Upstream and down, the river gnaws at its banks, pulling away great fragments of earth, which struggle for a moment and then
succumb, dissolving in a darker swirl of water.

In Yellowstone National Park, not far from the western entrance, there’s an enormous meadow where, in normal times, the Madison
River bends away from the road toward a cliff face in the distance. Last week that meadow was totally submerged. I stood near
the road and watched bison wading belly-deep across a limitless sheet of water, as if they were amphibious. They moved somnolently,
all except one young male who was running to catch up with the herd, splashing his way in the bright sunlight. He looked like
an American version of the bull who carried Europa out to sea. Some bison had managed to climb up onto the roadway. They swung
their heads as they walked, their fur hanging in tatters, like seaweed, from their flanks.

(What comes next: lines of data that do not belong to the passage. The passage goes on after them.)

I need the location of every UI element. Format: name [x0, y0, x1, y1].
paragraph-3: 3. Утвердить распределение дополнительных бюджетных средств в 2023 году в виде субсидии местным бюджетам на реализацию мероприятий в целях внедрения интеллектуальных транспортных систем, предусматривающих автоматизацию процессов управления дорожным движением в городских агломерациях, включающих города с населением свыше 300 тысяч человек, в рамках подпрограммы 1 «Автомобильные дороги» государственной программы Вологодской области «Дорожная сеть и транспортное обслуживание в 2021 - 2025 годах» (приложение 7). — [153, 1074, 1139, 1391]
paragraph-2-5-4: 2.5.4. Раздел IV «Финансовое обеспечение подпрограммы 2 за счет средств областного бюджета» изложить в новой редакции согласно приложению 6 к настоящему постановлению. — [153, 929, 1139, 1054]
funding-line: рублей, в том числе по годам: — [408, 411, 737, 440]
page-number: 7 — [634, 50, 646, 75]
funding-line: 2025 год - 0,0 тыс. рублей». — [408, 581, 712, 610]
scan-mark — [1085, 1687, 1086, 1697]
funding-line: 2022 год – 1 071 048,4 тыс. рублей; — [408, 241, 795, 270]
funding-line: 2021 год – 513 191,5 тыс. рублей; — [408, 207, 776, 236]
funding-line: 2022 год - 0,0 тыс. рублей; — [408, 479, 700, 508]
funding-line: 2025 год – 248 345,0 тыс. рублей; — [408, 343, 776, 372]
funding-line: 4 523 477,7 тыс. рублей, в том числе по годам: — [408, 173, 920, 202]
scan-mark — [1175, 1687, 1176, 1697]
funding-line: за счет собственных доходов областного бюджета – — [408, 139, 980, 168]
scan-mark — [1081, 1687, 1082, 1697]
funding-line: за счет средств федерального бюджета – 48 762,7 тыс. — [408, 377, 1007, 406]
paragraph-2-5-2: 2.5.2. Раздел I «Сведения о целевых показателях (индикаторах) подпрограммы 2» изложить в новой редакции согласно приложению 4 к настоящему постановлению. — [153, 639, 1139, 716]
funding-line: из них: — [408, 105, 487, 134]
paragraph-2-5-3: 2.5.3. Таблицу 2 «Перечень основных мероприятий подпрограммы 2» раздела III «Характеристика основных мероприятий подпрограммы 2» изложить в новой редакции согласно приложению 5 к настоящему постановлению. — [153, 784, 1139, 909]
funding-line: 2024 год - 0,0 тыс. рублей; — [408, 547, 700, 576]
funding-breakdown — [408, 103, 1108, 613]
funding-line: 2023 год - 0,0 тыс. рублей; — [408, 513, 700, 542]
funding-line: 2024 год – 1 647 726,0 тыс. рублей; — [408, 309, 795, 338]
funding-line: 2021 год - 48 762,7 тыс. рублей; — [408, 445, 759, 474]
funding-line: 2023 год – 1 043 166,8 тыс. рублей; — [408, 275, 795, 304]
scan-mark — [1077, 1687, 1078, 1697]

Still farther into the park, along the Firehole River, the buffalo wallows had turned into tide pools. In some there was only
a dense swirl of algae, but others quivered with temporary life, the nymphs of aquatic insects trying to conceal themselves
from a burning sun. Here the bison were dry, their sleek, red calves grazing beside them. When they’re this young, buffalo
calves look like they belong to a different species than their parents, who seem to be all head and spine. The difference
in appearance causes much confusion. One visitor, watching an early June herd of adults and young, asked a local angler which
were the buffalo and which were the bison. A truly perplexed tourist praised the Park Service for assigning St. Bernard dogs
to guard the herds.

Slowly the bison on the Firehole River drifted out of the hot sun and into the timber. They left behind a carcass of their
own kind, now many days old and still pungent. A solitary raven did a questioning dance across the river, its ratcheting call
echoing over the water. In the far distance, an angler walked down to the murky flow of the Firehole. With his rod beneath
one arm, he lifted his hands together, apparently to pray. He stood that way for a very long time. He was selecting a trout
fly, as if, under such unpromising conditions, his choice might actually make a difference.